Unlike most macro investors who are event-driven, RBA has always strictly followed fundamentals. Our models and indicators have been time-tested in multiple cycles over the past 30 years, and a deliberate and disciplined approach has so far served us well in the current unprecedented environment.
A measured strategy, however, can appear frustratingly slow to some investors during volatile periods because heightened volatility tends to shorten investors’ time horizons. The widespread fear of missing out (FOMO) on a near-term rally after a significant downdraft typically overwhelms fundamental factors. This short-term trading mentality seems to be happening again.

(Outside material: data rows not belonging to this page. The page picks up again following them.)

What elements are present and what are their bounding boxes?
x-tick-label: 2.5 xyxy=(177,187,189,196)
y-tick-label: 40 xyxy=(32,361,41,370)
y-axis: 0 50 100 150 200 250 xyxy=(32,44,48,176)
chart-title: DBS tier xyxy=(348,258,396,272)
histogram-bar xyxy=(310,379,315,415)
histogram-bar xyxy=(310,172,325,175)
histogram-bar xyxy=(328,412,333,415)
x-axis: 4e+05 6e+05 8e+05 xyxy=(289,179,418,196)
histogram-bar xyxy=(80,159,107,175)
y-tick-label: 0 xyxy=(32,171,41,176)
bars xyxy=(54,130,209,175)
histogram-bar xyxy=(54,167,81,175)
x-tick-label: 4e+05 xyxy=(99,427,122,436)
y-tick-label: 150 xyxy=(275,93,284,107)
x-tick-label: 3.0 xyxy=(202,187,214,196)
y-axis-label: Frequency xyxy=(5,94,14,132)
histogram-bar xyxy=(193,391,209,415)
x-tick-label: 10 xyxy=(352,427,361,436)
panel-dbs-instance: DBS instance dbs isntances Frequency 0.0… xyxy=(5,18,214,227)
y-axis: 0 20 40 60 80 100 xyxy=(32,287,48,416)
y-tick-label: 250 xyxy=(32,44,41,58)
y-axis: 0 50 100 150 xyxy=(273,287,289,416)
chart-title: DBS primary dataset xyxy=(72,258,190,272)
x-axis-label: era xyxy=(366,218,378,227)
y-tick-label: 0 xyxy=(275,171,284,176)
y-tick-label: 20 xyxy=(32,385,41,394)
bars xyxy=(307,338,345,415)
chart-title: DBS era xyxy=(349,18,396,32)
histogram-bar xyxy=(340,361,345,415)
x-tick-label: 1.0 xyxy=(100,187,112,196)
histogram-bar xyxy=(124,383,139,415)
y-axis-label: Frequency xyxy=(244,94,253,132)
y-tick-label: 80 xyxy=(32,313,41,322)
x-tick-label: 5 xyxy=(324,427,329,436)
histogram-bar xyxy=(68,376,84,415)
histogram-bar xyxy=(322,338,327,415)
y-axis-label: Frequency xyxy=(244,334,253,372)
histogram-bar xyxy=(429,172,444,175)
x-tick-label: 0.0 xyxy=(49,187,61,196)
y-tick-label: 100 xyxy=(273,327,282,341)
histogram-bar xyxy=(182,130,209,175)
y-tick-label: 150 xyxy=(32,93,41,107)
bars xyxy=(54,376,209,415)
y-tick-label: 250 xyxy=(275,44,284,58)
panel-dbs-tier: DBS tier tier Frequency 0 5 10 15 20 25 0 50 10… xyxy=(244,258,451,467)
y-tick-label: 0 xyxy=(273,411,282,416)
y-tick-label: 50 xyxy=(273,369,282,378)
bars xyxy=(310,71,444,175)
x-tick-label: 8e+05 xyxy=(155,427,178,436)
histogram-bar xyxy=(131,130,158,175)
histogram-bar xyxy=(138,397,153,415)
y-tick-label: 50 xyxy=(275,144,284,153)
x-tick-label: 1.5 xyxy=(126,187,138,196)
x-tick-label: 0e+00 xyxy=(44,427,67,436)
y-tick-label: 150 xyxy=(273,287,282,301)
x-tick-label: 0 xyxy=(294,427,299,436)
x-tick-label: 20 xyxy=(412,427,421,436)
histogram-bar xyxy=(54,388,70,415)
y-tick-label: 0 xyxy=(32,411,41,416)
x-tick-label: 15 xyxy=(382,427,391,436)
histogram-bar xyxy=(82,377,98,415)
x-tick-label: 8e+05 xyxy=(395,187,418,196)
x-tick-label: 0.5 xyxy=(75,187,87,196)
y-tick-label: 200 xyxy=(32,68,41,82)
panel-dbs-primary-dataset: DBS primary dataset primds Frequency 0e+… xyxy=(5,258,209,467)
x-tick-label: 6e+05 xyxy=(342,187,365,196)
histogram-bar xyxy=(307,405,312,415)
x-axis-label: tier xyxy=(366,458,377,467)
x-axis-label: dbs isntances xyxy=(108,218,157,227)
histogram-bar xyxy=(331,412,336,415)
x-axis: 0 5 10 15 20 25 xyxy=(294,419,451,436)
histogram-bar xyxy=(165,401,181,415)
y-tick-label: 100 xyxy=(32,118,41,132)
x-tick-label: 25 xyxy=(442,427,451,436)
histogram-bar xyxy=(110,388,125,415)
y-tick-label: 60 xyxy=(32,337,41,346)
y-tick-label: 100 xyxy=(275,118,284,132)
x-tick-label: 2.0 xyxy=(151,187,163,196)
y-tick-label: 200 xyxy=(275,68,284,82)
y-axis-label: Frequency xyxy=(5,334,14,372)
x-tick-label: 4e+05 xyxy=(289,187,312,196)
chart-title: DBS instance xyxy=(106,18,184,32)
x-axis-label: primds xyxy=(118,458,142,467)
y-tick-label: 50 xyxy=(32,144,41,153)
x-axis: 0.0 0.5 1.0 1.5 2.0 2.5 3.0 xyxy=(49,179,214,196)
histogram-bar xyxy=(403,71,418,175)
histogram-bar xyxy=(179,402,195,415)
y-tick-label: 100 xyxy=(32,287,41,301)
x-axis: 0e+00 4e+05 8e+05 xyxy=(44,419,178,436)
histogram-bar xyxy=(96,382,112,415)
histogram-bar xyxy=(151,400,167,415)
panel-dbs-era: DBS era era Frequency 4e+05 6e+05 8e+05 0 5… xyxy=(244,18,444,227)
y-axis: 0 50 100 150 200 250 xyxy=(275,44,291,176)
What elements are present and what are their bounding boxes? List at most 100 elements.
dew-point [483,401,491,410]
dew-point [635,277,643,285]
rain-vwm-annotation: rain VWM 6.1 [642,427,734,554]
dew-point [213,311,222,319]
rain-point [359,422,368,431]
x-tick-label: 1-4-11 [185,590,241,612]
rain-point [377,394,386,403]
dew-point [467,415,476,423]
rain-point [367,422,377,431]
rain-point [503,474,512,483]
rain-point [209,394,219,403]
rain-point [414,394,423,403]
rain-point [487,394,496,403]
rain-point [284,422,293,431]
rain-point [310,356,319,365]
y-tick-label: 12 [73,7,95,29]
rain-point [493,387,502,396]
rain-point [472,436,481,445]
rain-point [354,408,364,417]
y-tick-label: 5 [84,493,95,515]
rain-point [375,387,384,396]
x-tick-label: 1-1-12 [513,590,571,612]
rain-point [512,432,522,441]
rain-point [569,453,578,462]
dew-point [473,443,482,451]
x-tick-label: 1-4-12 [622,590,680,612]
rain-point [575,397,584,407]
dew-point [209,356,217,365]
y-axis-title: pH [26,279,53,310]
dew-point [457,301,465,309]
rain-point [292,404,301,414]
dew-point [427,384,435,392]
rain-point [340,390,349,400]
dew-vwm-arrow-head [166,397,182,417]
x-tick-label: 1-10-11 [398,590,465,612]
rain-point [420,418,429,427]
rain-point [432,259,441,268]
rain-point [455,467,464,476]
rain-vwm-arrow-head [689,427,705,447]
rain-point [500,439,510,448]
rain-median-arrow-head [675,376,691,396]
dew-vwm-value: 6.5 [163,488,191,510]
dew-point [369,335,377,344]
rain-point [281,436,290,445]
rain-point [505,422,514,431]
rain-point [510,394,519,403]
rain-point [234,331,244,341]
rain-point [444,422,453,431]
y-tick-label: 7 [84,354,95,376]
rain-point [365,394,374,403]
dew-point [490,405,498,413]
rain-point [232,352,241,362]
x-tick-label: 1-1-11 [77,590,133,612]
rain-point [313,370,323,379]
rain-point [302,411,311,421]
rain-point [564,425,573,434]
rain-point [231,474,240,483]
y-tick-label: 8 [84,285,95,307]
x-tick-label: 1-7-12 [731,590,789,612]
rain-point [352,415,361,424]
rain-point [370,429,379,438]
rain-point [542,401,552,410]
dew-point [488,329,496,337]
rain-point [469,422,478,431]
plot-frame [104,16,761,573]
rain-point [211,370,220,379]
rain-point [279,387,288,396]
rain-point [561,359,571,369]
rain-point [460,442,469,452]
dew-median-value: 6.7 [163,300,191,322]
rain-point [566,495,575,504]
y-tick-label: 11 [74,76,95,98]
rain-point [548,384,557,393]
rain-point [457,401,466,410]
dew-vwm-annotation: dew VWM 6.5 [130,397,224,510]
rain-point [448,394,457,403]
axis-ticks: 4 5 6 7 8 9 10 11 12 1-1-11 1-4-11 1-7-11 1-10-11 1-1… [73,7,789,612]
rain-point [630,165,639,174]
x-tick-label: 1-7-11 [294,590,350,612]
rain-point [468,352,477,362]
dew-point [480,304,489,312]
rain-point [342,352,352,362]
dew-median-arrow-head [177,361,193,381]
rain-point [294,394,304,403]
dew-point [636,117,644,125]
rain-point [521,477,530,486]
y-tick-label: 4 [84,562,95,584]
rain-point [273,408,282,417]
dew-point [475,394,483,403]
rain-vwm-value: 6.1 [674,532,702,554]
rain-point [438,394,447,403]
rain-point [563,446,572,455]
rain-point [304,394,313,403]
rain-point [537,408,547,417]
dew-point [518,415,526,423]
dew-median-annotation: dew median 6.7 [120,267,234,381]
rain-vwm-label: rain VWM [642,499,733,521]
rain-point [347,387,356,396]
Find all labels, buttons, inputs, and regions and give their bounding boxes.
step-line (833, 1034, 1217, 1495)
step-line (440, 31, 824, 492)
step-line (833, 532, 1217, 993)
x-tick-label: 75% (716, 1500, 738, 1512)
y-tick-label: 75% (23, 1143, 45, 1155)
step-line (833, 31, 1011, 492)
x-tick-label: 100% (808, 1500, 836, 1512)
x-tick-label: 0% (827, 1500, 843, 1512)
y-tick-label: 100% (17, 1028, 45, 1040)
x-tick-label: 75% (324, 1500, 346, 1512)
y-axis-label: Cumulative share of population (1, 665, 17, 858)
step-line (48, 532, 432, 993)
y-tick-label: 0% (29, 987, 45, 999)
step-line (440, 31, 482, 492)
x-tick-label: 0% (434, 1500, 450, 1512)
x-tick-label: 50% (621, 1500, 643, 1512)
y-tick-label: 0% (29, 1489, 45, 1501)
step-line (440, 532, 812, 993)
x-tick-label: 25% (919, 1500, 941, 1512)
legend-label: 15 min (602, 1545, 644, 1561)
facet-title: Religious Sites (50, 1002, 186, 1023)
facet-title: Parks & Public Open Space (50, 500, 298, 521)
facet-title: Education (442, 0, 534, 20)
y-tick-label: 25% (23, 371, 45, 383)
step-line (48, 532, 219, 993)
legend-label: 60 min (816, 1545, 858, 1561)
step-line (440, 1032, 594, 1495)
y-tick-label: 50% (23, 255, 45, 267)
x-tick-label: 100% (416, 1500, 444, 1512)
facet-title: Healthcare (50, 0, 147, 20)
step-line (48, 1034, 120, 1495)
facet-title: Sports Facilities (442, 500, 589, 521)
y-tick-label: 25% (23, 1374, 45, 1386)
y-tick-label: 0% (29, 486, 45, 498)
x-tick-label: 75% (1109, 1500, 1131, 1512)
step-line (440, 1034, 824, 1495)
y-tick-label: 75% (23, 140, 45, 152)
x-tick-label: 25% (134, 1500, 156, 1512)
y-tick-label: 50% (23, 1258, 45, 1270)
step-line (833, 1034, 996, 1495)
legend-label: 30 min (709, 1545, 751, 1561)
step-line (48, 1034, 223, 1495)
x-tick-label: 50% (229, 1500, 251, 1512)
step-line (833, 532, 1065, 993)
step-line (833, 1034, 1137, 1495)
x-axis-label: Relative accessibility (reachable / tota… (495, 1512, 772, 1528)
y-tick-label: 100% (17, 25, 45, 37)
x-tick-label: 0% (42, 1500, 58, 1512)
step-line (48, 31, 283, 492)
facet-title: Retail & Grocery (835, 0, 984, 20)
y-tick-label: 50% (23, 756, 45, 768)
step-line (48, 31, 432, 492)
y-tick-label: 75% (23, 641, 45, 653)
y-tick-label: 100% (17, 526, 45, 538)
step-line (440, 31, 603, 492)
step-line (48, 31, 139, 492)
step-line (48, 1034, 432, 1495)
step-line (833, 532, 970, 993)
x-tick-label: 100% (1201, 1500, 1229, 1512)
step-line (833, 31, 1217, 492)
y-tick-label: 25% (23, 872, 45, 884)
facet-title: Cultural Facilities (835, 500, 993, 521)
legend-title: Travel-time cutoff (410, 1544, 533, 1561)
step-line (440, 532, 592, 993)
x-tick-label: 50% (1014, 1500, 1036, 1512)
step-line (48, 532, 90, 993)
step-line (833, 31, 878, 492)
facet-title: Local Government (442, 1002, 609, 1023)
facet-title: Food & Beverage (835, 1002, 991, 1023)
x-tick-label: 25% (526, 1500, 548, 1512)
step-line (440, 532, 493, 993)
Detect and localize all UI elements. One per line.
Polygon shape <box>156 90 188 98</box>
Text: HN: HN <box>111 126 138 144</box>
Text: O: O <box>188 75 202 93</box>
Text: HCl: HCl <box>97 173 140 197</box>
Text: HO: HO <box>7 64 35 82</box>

Today’s growing bullish consensus is based, as it is during every bear market, on the thought “the market will be ahead of the fundamentals.” The market, of course, moves ahead of the fundamentals, but the market’s forecasting can be error-prone and currently there is little mention of head fakes, value traps, potentially impotent policies, and significant later-order effects.
Fundamentals, not short-term technicals or FOMO, will ultimately determine the direction of the markets.
3 Stages of a bear market
Historically, there have been three stages to every bear market:
Phase 1. The bear market is temporary and won’t last. The market has already discounted the worst.
Phase 2. The fundamentals are worse than anyone could’ve imagined.
Phase 3. The bear market will never end. The economy will never recover. A “new normal” is forming.
The current bear market seems mired in Phase 1. Investors are increasingly attempting to call the market’s bottom, aggressive positions are more often announced and heralded, and criticism is growing toward more cautious investors. This is normal during Phase 1.
Phase 2 might occur when economic activity doesn’t “normalize” quite as investors expect. The recent Merrill Lynch Fund Manager Survey1 highlighted that 2/3rds of investors expect an optimistic “U” or “V” shaped recovery (see Chart 1). These investors are clearly looking for the economy to “return to normal,” which seems to leave the door open to disappointment.
Phase 3 occurs when investors give up hope. Instead of a majority looking for U or V recoveries, a despondent consensus typically looks for W or L. A “return to normal” is generally replaced with a “new normal.” Such despondency would likely be a very positive sign, but unfortunately still seems distant.